Ermitage de Faissia
On prétend que Saint Bruno et ses compagnons auraient, dans un premier temps, occupé cet endroit exigu avant de s'installer à Casalibus et qu'ensuite, Saint Eynard, leur contemporain et ami, l'aurait choisi pour ermitage.
Un acte de 1244 réglemente les relations et redevances entre le prieuré de Faissia et l'évêché de Grenoble. Les taxes et dîmes sont prélevées sur les laboureurs de Corenc. L'accord est confirmé en 1251 par le dauphin Guigues le Jeune. Il semble que ce prieuré ait été rattaché à celui de St Michel de Connexe (sans doute l'actuel St Michel de Connest au sud de Champ sur Drac) et donc à l'ordre des bénédictins, ainsi qu'en témoignent des archives de 1494 (les visites) de Laurent Alleman, évêque de Grenoble (et oncle de Bayard).

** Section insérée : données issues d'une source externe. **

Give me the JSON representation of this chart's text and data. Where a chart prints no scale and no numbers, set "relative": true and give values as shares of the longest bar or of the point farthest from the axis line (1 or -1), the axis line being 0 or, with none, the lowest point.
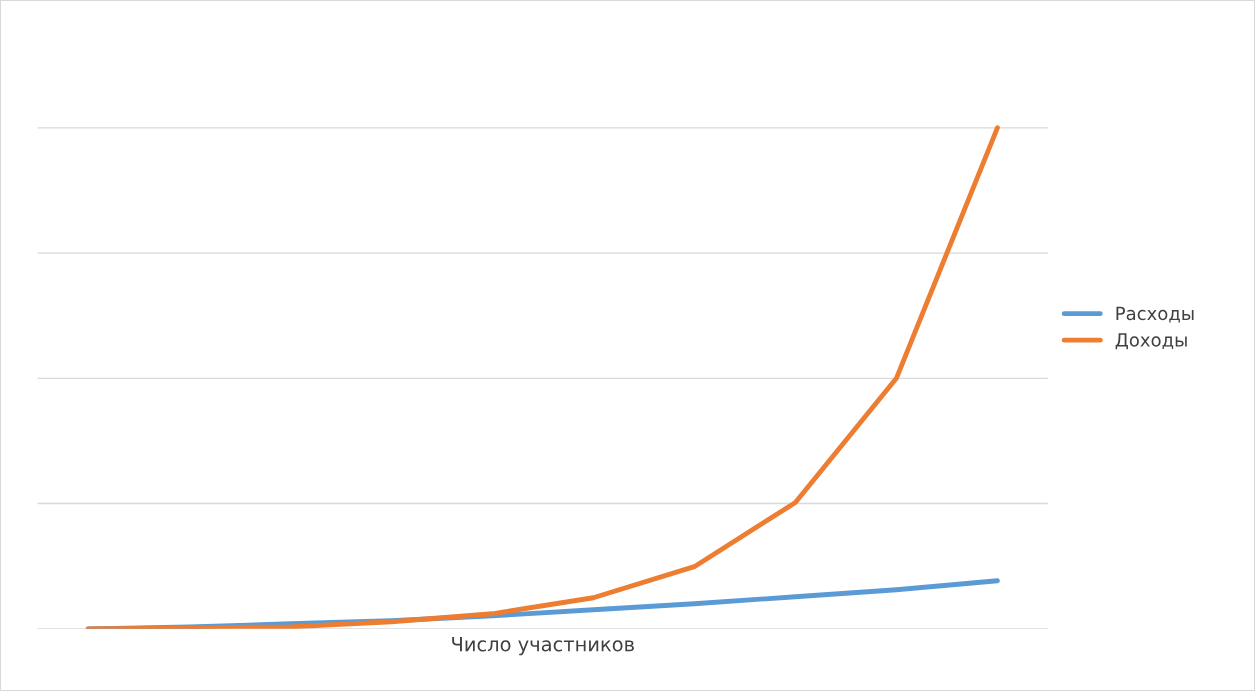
{
  "chart_data": {
    "type": "line",
    "relative": true,
    "xlabel": "Число участников",
    "categories": [
      null,
      null,
      null,
      null,
      null,
      null,
      null,
      null,
      null,
      null
    ],
    "series": [
      {
        "name": "Расходы",
        "color": "#5b9bd5",
        "values": [
          0,
          0.004,
          0.01,
          0.016,
          0.026,
          0.038,
          0.05,
          0.064,
          0.078,
          0.096
        ]
      },
      {
        "name": "Доходы",
        "color": "#ed7d31",
        "values": [
          0,
          0.002,
          0.004,
          0.014,
          0.03,
          0.062,
          0.124,
          0.252,
          0.5,
          1
        ]
      }
    ],
    "grid": "y",
    "legend": "right",
    "marker": "none",
    "line_style": "solid"
  }
}
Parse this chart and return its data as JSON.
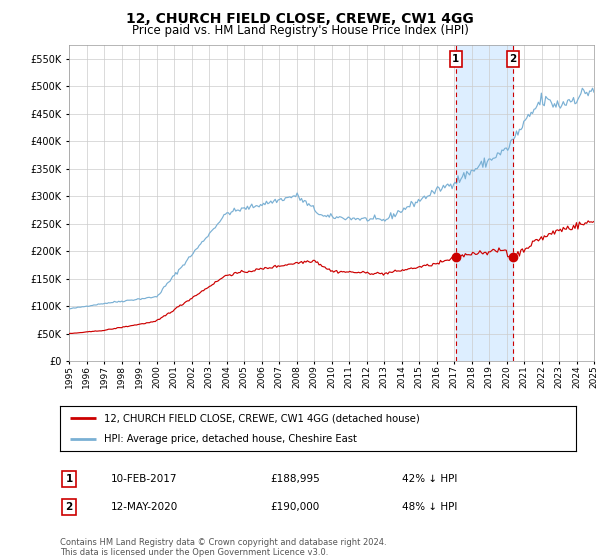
{
  "title": "12, CHURCH FIELD CLOSE, CREWE, CW1 4GG",
  "subtitle": "Price paid vs. HM Land Registry's House Price Index (HPI)",
  "title_fontsize": 10,
  "subtitle_fontsize": 8.5,
  "red_label": "12, CHURCH FIELD CLOSE, CREWE, CW1 4GG (detached house)",
  "blue_label": "HPI: Average price, detached house, Cheshire East",
  "annotation1_date": "10-FEB-2017",
  "annotation1_price": "£188,995",
  "annotation1_hpi": "42% ↓ HPI",
  "annotation2_date": "12-MAY-2020",
  "annotation2_price": "£190,000",
  "annotation2_hpi": "48% ↓ HPI",
  "footer": "Contains HM Land Registry data © Crown copyright and database right 2024.\nThis data is licensed under the Open Government Licence v3.0.",
  "red_color": "#cc0000",
  "blue_color": "#7ab0d4",
  "vline_color": "#cc0000",
  "shade_color": "#ddeeff",
  "grid_color": "#cccccc",
  "bg_color": "#f0f4f8",
  "ylim": [
    0,
    575000
  ],
  "yticks": [
    0,
    50000,
    100000,
    150000,
    200000,
    250000,
    300000,
    350000,
    400000,
    450000,
    500000,
    550000
  ],
  "sale1_year": 2017.1,
  "sale1_value": 188995,
  "sale2_year": 2020.36,
  "sale2_value": 190000,
  "xstart": 1995,
  "xend": 2025
}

Malgré tout, ce monastère reste très pauvre et très isolé. Il est déclaré abandonné et complètement en ruines lors d'une visite en 1578 du prieur de St Michel de Connexe. Ce dernier met alors le site en vente ainsi que les domaines rattachés ; ils sont situés surtout à Corenc, mais on y mentionne un bois allant du lieu de Collaix (?) jusqu'au-dessus de la paroisse de Buviers (sic). L'acheteur sera Félicien Boffin, avocat et conseiller au parlement (août 1578).
Son héritier, Thomas Boffin, conseiller d'état et seigneur d'Uriage, veut relancer l'ermitage et fait reconstruire les bâtiments. Un prêtre vertueux et épris de solitude, Jacques Magnin, s'y installe, mais, apparemment, il n'a pas de successeurs. Les Récollets de Grenoble (des franciscains ?), trouvant l'endroit propice à leur spiritualité, se font alors attribuer le prieuré par Thomas Boffin, qui s'engage à en entretenir les bâtiments (1615).

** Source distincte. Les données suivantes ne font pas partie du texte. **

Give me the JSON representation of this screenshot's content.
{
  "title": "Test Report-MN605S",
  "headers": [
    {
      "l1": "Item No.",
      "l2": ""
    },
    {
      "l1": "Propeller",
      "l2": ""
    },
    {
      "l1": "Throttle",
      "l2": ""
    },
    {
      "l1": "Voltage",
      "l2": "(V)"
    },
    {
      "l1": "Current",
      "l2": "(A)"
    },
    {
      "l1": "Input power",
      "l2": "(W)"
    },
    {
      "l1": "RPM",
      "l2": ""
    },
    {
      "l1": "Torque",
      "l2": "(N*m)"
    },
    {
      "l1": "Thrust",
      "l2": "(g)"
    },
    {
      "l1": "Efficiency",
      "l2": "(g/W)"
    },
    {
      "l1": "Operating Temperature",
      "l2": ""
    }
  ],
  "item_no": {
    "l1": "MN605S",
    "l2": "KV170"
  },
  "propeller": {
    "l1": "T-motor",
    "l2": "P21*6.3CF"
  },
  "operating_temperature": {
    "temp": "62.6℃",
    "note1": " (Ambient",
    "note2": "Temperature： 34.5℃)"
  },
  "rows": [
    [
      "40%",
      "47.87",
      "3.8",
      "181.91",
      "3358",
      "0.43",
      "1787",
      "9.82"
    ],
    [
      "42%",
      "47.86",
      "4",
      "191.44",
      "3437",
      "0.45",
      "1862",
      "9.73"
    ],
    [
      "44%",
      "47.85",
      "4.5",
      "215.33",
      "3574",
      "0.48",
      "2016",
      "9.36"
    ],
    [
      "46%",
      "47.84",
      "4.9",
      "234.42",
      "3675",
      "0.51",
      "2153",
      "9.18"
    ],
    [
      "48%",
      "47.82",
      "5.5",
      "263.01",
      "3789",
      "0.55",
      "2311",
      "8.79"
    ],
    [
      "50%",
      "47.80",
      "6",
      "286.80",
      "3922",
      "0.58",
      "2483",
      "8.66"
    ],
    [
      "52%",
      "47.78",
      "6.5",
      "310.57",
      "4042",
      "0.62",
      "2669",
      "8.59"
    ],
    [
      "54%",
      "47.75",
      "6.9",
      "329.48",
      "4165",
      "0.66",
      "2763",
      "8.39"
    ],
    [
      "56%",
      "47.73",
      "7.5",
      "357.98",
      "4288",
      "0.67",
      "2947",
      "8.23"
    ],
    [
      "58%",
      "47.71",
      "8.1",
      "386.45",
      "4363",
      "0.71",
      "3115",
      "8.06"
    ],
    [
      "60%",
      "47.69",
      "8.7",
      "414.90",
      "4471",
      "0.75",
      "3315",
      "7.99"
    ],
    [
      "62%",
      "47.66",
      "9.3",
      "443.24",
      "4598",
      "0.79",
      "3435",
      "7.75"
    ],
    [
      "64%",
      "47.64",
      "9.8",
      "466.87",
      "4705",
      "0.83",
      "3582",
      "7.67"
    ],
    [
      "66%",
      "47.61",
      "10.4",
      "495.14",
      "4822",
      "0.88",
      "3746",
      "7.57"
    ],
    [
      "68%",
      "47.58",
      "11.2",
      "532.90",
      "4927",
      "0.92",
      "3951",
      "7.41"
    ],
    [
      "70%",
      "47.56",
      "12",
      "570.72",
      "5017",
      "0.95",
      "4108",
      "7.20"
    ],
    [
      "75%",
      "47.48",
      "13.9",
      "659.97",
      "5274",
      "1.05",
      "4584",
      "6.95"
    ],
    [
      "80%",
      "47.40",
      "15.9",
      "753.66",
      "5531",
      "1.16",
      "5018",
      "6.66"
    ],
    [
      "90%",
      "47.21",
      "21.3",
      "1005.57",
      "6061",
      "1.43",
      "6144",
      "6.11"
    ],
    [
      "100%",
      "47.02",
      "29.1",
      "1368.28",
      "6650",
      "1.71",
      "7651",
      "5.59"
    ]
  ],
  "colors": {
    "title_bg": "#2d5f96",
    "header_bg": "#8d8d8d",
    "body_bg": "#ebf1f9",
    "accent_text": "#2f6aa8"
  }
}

La règle suivie par ces religieux est très stricte : carême la moitié de l'année (pas de viande), nourriture réduite le reste du temps, journées entièrement consacrées à la prière, aux offices et à la méditation. Les visites sont très réglementées (malgré tout, il semble qu'on y allait à cheval !). Pendant une grande partie de l'hiver, la neige bloquait le prieuré. Les moines devaient se contenter de morceaux de pain recueillis auparavant en demandant l'aumône de porte en porte et séchés au soleil ou devant le feu. Un certain frère Léonard se fait remarquer par son ascétisme, son abnégation et – on dirait maintenant – son charisme. Il est mort en 1628 et enterré sur place.
En 1655, un certain Alphonse Simiane de la Coste (tiens, tiens, un cousin de nos seigneurs biviérois !), prieur de St Michel de Connexe, conteste la vente au profit de Boffin et veut chasser les Récollets. Mais Félicien Boffin avait à l'époque pris la précaution d'obtenir l'aval du Pape ! En 1656, pour éviter un procès mal parti, on transigea : on cède aux requérants des dîmes et des redevances, les Récollets gardent le prieuré et le Pape aurait encore une fois approuvé.
La dernière mention concernant ce prieuré date de 1670. Son supérieur s'appelle alors Jacques Arbaleste ; il assiste à une cérémonie à l'ancienne abbaye des Ayes. Au milieu du 18e siècle, l'endroit paraissait abandonné. La cloche de sa chapelle, datant de 1670, se trouve encore au clocher de l'église de Biviers. L'endroit a été ravagé par un incendie peu avant la Révolution, par suite de la maladresse de charbonniers. L'emplacement a été vendu comme bien national en 1792.